Prenez le SOUFRE d'un Bleu Céleste tiré de l'ARGENT [SEL fixe] & le rectifiez avec l'ESPRIT DE VIN; dissolvez-le selon son poids dans l'ESPRIT BLANC du Vitriol, & dans l'Esprit bien odorant de MERCURE, puis les coagulez par la fixation du FEU [Soufre tinctorial] de chaleur propre, et aurez la Teinture blanche en vos mains avec sa MEDECINE: mais si vous connaissez ce que l'on peut appeler PRIMUM MOBILE, cette Teinture ne vous est pas nécessaire; car vous pourrez accomplir l'oeuvre par lui seul.
 


Chapitre Septième

De l'Ame ou Teinture de Jupiter



Le bon JUPITER entre tous les Métaux, est quasi celui qui tient le Milieu dans son intérieur : Car il n'est ni trop Chaud, ni trop Froid, ni trop Sec, ni trop Humide.

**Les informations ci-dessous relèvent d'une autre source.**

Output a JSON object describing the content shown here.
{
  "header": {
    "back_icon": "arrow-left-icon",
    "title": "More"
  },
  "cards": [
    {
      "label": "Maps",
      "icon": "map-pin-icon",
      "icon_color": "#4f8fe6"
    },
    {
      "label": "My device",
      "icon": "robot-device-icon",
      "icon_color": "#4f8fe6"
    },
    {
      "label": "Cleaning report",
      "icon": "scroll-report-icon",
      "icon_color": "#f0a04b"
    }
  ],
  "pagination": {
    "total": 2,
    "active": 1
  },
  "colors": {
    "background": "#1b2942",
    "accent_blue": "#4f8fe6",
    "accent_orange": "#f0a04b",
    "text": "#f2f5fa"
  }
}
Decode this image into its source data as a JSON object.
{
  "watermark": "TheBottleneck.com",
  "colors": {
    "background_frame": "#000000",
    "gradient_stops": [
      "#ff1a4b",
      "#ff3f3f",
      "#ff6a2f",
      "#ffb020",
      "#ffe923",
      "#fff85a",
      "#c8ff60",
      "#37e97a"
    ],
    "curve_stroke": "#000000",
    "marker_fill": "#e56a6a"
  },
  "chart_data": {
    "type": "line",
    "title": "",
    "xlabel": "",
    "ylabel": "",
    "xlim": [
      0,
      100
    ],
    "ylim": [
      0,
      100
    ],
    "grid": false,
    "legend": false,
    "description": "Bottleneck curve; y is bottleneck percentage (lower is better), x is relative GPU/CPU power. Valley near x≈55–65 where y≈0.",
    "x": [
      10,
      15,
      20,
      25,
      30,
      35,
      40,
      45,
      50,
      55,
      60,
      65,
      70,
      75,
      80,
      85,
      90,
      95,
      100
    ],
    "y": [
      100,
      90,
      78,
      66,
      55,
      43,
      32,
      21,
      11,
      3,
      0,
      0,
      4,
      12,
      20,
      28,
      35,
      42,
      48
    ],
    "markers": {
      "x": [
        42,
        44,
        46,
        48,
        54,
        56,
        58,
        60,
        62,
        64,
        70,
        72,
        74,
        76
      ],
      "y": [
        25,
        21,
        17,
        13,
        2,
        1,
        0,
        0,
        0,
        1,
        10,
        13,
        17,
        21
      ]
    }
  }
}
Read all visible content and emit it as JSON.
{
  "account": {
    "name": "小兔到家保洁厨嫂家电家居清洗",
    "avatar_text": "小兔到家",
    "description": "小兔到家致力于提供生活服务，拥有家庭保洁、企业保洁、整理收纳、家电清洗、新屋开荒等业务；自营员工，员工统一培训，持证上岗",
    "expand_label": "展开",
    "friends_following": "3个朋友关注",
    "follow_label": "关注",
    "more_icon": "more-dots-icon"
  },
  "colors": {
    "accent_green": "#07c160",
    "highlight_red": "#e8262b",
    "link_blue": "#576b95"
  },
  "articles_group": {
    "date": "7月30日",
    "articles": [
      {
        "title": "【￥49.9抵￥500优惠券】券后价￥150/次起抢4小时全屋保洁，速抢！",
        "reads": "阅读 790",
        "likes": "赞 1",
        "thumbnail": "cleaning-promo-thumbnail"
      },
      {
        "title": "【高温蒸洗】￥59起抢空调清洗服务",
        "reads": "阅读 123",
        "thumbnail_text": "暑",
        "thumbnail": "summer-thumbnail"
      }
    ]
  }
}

Il n'abonde pas en Mercure & il se trouve fort peu de SOUFRE en lui & celui qui s'y trouve est de couleur Blanche : L'un de ses Trois Principes pourtant surpasse l'autre en quantité, comme il se voit manifestement lorsqu'on fait ouverture & Dissection de sa vraie nature: Partant, il est né, fait & coagulé en forme de METAL, d'une telle composition & mélange des trois principes inégalement assemblés. [c'est en tout cas avec des sels d'étain - cf. voie humide - que l'on prépare les dissolutions auriques. Daubrée a montré aussi le rôle minéralisateur de l'étain - cf. Mercure de Nature - mais l'étain semble ne pas posséder de Soufre rouge en lui-même, que ce soit en acte ou en puissance. Nous ajouterons que de façon génrale, là où sont des gisements d'étain, on observe aussi des gisements de quartz - allusion au cristal de roche, assimilé par cabale au vif-argent -. Que là où l'on trouve de l'étain, on trouve aussi des composés fluorés dont le rôle minéralisateur est considérable et a été exploité par Sainte Claire Deville - cf. réincrudation. Il s'agit en général de fluo-silicates ou des fluo-phosphates. Au plan des concrétions minérales qui accompagnent les gisements d'étain, nous trouvons la topaze - c'est-à-dire, par une troublante coïncidence, JUPITER - L'étain présente aussi une tendance à la cristallisation spontanée que ne semblent pas posséder les mêms métaux - Fulcanelli insiste là-dessus dans ses Demeures Philosophales - Enfin, l'étain semble bien participer du Mercure, car des poudres d'émeri naturel ont donné des traces sensibles d'étain et de titane.]
La planète de JUPITER supérieur est un ASTRE de paix & agent de bonté, dominateur & possesseur de la moyenne Région : Mais le terrestre au regard de sa condition, être, vertu & opération tient le milieu, & aucune maladie ne saurait arriver que ce JUPITER ne puisse guérir, si on se sert de sa MEDECINE avec médiocrité & dose judicieusement dispensée ; aussi n'est-il pas toujours à propos d'employer sa médecine à d'aucunes maladies où il n'en est pas besoin ; mais on doit user d'icelle lorsque le Corps & sa Maladie ont une particulière correspondance & relation de vertu & opération avec les Astres supérieurs, principalement dans leurs conjonctions, afin qu'il ne se trouve aucune contrariété dans leur opération en la Nature opérante. [l'étain est le métal qui nous rapproche le plus des livres sacrés : les armes d'Achille, faites par Vulcain, étaient de cuivre allié d'étain. Homère nous dit aussi que les Héros de Troie couvraient de plaques d'étain la tête des chevaux attelés à leur char de bataille ; mais il ne semble pas qu'au temps du siège de Troie, les Grecs se servaient de vases d'étain sur leur table ; les Hébreux et les anciens Grecs ont donc employé ce métal : les anciens Romains se serviaent de miroirs d'étain que l'on fabriquait à Brindes et il y a toute apprence que cet étain était mêlé de bismuth - Pline, Hist. Nat., XXXIV, 17]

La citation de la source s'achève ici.